- Theatrical release poster
- Directed by: James Fargo
- Written by: Franklin Thompson; James Fargo;
- Produced by: John B. Bennett
- Starring: Chuck Norris; Mary Louise Weller;
- Cinematography: Rexford L. Metz
- Edited by: Irving Rosenblum
- Music by: William Goldstein
- Production company: Metro-Goldwyn-Mayer
- Distributed by: MGM/UA Entertainment Co.
- Release date: July 30, 1982;
- Running time: 90 minutes
- Country: United States
- Languages: English; French;
- Budget: $5 million
- Box office: $6,660,333

= Forced Vengeance =

1982 American action film by James Fargo

Forced Vengeance is a 1982 American action film starring Chuck Norris, Mary Louise Weller, and Camila Griggs. The film was directed by James Fargo, written by Franklin Thompson and James Fargo, and filmed in the Crown Colony of Hong Kong and Portuguese Macau.

==Plot==
When the owner and proprietor of the Lucky Dragon Casino in Hong Kong refuses to let mobsters take over his business, his family and he are hit. Dragon's chief of security, Josh Randall, goes looking for the head of the syndicate to exact revenge for the murder of his employer, friend, and mentor.

==Production==
The film was originally known as The Jade Jungle.
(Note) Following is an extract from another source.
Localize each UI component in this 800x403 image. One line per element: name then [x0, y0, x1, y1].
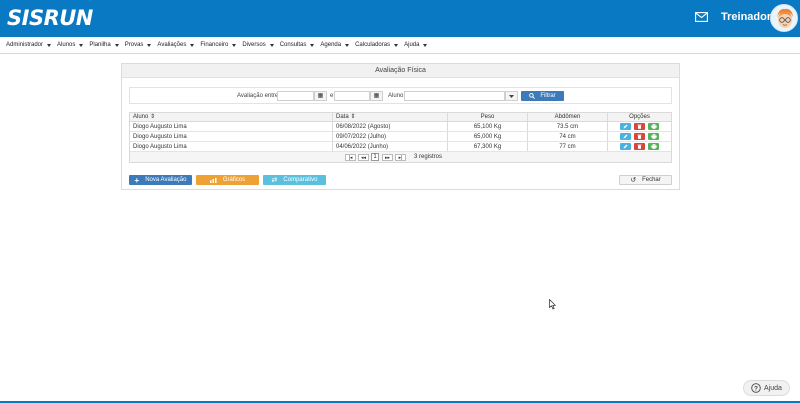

It had Norris' biggest budget yet, costing $5 million, and was from a major studio, MGM. The title was changed during production to Forced Vengeance.

==Reception==
===Critical response===
Variety wrote: "In the unlikely event that a film historian stumbles across Forced Vengeance 20 years from now, he would probably guess that it was made somewhere around 1974—75. In setting, plotting, themes, and action motifs, latest Chuck Norris pic is incredibly reminiscent of those unlamented Yank-vs.-Hong Kong syndicate martial arties of that era. For Norris, who has given signs of trying to graduate from the genre, this is a step backwards, or at least is treading water". Kevin Thomas of the Los Angeles Times wrote that, by the middle of the film, "bone-crunching, flesh-ripping violence so dominates the screen that the film simply starts drowning in a sea of blood. By the end, it's hard to care, let alone differentiate, between the good guys and the bad. Such wretched excess is especially lamentable because Forced Vengeance starts off with a lot going for it: a serviceable, if familiar story (by Franklin Thompson), some likable people to root for, unfailingly photogenic and atmospheric Hong Kong locales (well photographed by Rexford Metz) and crisp direction by James Fargo, a Clint Eastwood alumnus". Richard Harrington of The Washington Post called the film "one of Norris' less sterling efforts, a scratchy mono to the stereo of such earlier efforts as Return of the Dragon and Force of One. Part of the problem is a script that seems better suited to '60s television ... Another part of the problem is Norris' monotonous acting". Jimmy Summers of BoxOffice wrote: "Maybe pairing Chuck Norris with MGM was just more than the karate star could handle. Instead of being one of his classiest movies, Forced Vengeance is one of his worst ... The presence of MGM veterans Tom and Jerry is the sole indication that this is an MGM movie. Otherwise it has the out-of-focused, grainy look of a chop-socky epic from China". Gene Siskel of the Chicago Tribune wrote: "The Orient is merely a canvas for what is little more than an American hoodlum story".